Penyitaan dilakukan tim penyidik terhadap aset bergerak maupun tidak bergerak yang diduga berkaitan dengan perkara tersebut. Barang bukti yang diamankan meliputi tanah dan bangunan, kapal tongkang, kapal tug boat, alat berat, hingga puluhan dump truck.
Kepala Pusat Penerangan Hukum Kejagung Anang Supriatna mengatakan total nilai estimasi seluruh aset yang disita mencapai Rp338.358.700.000.
“Total nilai estimasi keseluruhan barang bukti yang disita oleh tim penyidik saat pelaksanaan penyitaan tersebut mencapai Rp338.358.700.000,” kata Anang dalam keterangannya, Minggu (30/8/2026).
Anang merinci, aset tidak bergerak berupa tanah dan bangunan yang berada di Kota Pontianak dan Kabupaten Kubu Raya memiliki nilai sekitar Rp1,43 miliar.
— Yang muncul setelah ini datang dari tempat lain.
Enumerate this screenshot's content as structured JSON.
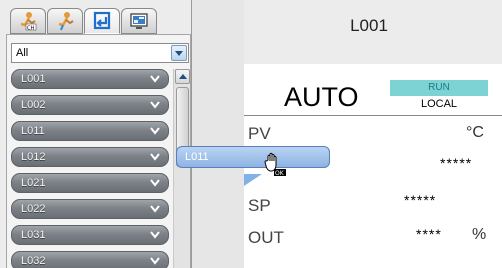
{
  "toolbar": {
    "tabs": [
      {
        "name": "tab-point-ch",
        "icon": "person-ch-icon",
        "label": ""
      },
      {
        "name": "tab-point",
        "icon": "person-icon",
        "label": ""
      },
      {
        "name": "tab-return",
        "icon": "return-arrow-icon",
        "label": ""
      },
      {
        "name": "tab-display",
        "icon": "monitor-icon",
        "label": ""
      }
    ]
  },
  "filter": {
    "value": "All"
  },
  "tags": [
    {
      "label": "L001"
    },
    {
      "label": "L002"
    },
    {
      "label": "L011"
    },
    {
      "label": "L012"
    },
    {
      "label": "L021"
    },
    {
      "label": "L022"
    },
    {
      "label": "L031"
    },
    {
      "label": "L032"
    }
  ],
  "drag": {
    "label": "L011",
    "cursor_badge": "OK"
  },
  "faceplate": {
    "tag": "L001",
    "mode": "AUTO",
    "status": "RUN",
    "location": "LOCAL",
    "pv": {
      "label": "PV",
      "unit": "°C",
      "value": "*****"
    },
    "sp": {
      "label": "SP",
      "value": "*****"
    },
    "out": {
      "label": "OUT",
      "value": "****",
      "unit": "%"
    }
  },
  "colors": {
    "tag_button": "#7d8288",
    "run_badge": "#7dd3d4",
    "drag_ghost": "#a6c4ec",
    "sp_marker": "#7fb2e6"
  }
}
Sementara itu, aset bergerak menjadi penyitaan dengan nilai terbesar, yakni sekitar Rp336,9 miliar. Rinciannya terdiri atas tujuh unit kapal tongkang senilai Rp210 miliar dan sembilan unit kapal tug boat dengan nilai sekitar Rp90 miliar.
Selain itu, penyidik juga menyita 16 unit alat berat di lokasi tambang. Alat berat tersebut terdiri dari excavator, grader, loader, dan vibro dengan nilai total sekitar Rp32 miliar.
Tak hanya itu, Kejagung turut mengamankan 46 unit dump truck dan tiga mobil operasional yang digunakan dalam aktivitas pertambangan. Seluruh barang bukti telah disegel untuk kepentingan proses penyidikan.
Menurut Anang, aset yang disita akan dititipkan dan diamankan agar tetap terjaga, termasuk nilai ekonominya, sehingga dapat digunakan sebagai barang bukti dalam persidangan.
Sebelumnya, Kejagung juga telah menyita sejumlah aset lain dalam perkara yang sama, di antaranya mobil mewah Lamborghini Huracan keluaran 2022, ekskavator, buldozer, hingga emas batangan.
Duduk Perkara Kasus PT QSS
Kasus ini berawal saat PT QSS, perusahaan tambang bauksit di Kalimantan Barat, diakuisisi oleh Sudianto alias Aseng bersama YA. Meski memiliki izin usaha pertambangan, perusahaan diduga melakukan penambangan di luar wilayah IUP yang dimiliki.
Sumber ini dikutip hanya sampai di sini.